Seriale Marvela znikają z Netflixa. Koniec Punishera, Luke'a Cage'a i Iron Fist

orson_dzi

Telewizja i VoD

Disney przygotowuje się do uruchomienia własnej platformy streamingowej. Z tej powodu z Netflixa znikają wszystkie produkcje Marvela.

Fanie seriali Marvela, którzy do tej pory oglądali je na Netflixie muszą uzbroić się w cierpliwość. Muszą na razie zapomnieć o kolejnym sezonie Luka Cage'a, Iron Fist, nie zobaczę też kolejnej odsłony Punishera. Zobaczą za to kolejny sezon serialu Jessica Jones, który obecnie jest już w fazie produkcji i nieopłacalne jest zatrzymanie go. Po emisji serial zniknie z Netflixa.

Zobacz: Streaming wypiera telewizję. Więcej Francuzów płaci za Netflixa niż Canal+

Co dalej z produkcjami Marvela? Pojawią się one na nowej platformie streamingowej Disney+. Odkąd Disney wszedł w posiadanie praw do uniwersum, zabiera wszystkie tytuły z konkurencyjnych serwisów. To oczywiście logiczne posunięcie, bo dlaczego na ich produkcie ma zarabiać ktoś inny? Jednak zanim to nastąpi, trzeba uzbroić się w cierpliwość, bo nie wiadomo jeszcze, kiedy i czy w ogóle powstaną kontynuacje znanych produkcji.
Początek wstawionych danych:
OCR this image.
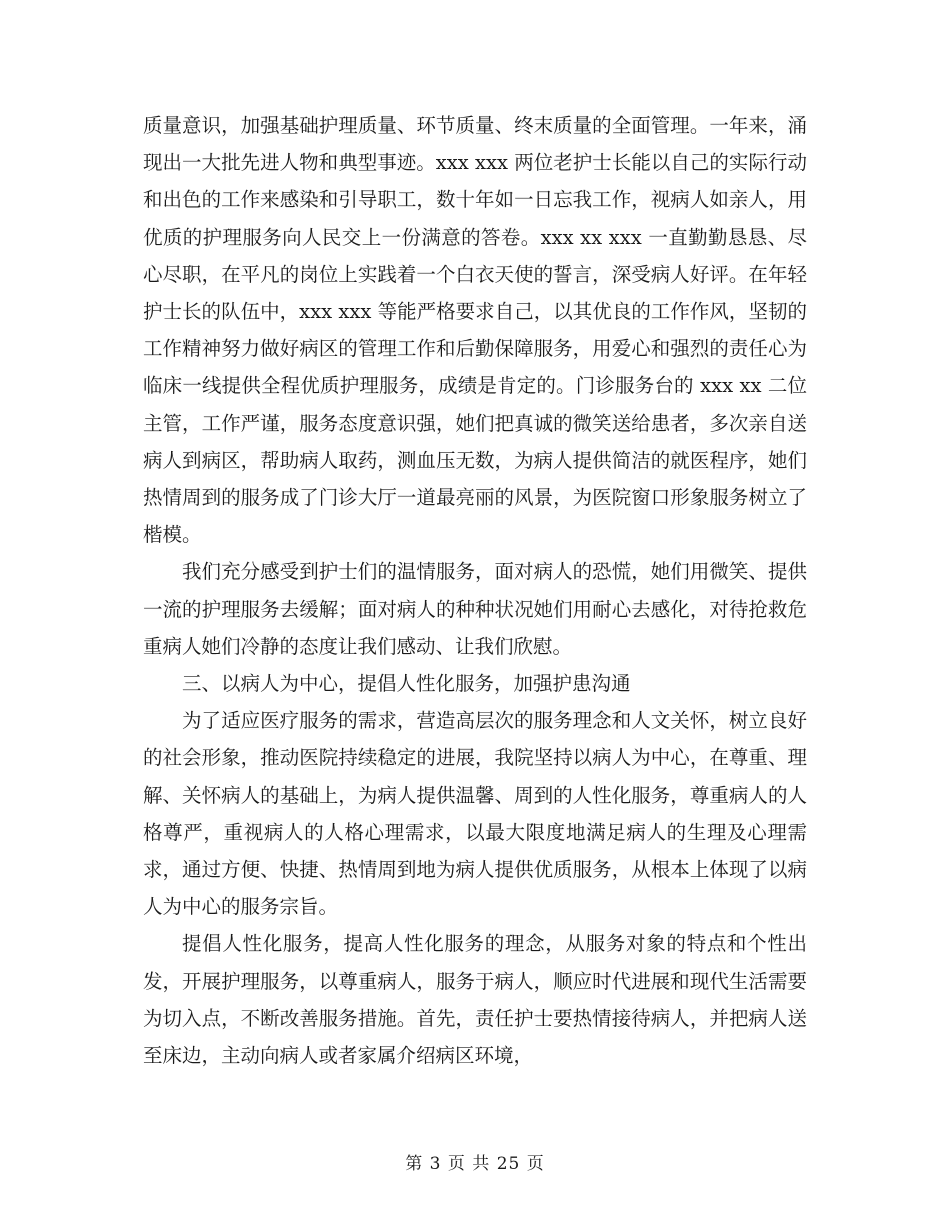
质量意识，加强基础护理质量、环节质量、终末质量的全面管理。一年来，涌现出一大批先进人物和典型事迹。xxx xxx 两位老护士长能以自己的实际行动和出色的工作来感染和引导职工，数十年如一日忘我工作，视病人如亲人，用优质的护理服务向人民交上一份满意的答卷。xxx xx xxx 一直勤勤恳恳、尽心尽职，在平凡的岗位上实践着一个白衣天使的誓言，深受病人好评。在年轻护士长的队伍中，xxx xxx 等能严格要求自己，以其优良的工作作风，坚韧的工作精神努力做好病区的管理工作和后勤保障服务，用爱心和强烈的责任心为临床一线提供全程优质护理服务，成绩是肯定的。门诊服务台的 xxx xx 二位主管，工作严谨，服务态度意识强，她们把真诚的微笑送给患者，多次亲自送病人到病区，帮助病人取药，测血压无数，为病人提供简洁的就医程序，她们热情周到的服务成了门诊大厅一道最亮丽的风景，为医院窗口形象服务树立了楷模。

我们充分感受到护士们的温情服务，面对病人的恐慌，她们用微笑、提供一流的护理服务去缓解；面对病人的种种状况她们用耐心去感化，对待抢救危重病人她们冷静的态度让我们感动、让我们欣慰。

三、以病人为中心，提倡人性化服务，加强护患沟通

为了适应医疗服务的需求，营造高层次的服务理念和人文关怀，树立良好的社会形象，推动医院持续稳定的进展，我院坚持以病人为中心，在尊重、理解、关怀病人的基础上，为病人提供温馨、周到的人性化服务，尊重病人的人格尊严，重视病人的人格心理需求，以最大限度地满足病人的生理及心理需求，通过方便、快捷、热情周到地为病人提供优质服务，从根本上体现了以病人为中心的服务宗旨。

提倡人性化服务，提高人性化服务的理念，从服务对象的特点和个性出发，开展护理服务，以尊重病人，服务于病人，顺应时代进展和现代生活需要为切入点，不断改善服务措施。首先，责任护士要热情接待病人，并把病人送至床边，主动向病人或者家属介绍病区环境，

第 3 页 共 25 页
Zobacz: Netflix: Inteligentne pobieranie dostępne także dla użytkowników systemu iOS

Platforma Disney+ wystartuje pod koniec tego roku i znajdziemy na niej wiele znanych produkcji Disneya. Obok nich zobaczymy m.in. dwa seriale z uniwersum Gwiezdnych Wojen. Animowaną Wojnę Klonów oraz zupełnie nowy, tym razem aktorski serial The Mandalorian, którego akcja będzie rozgrywać się pomiędzy Powrotem Jedi, a Przebudzeniem Mocy.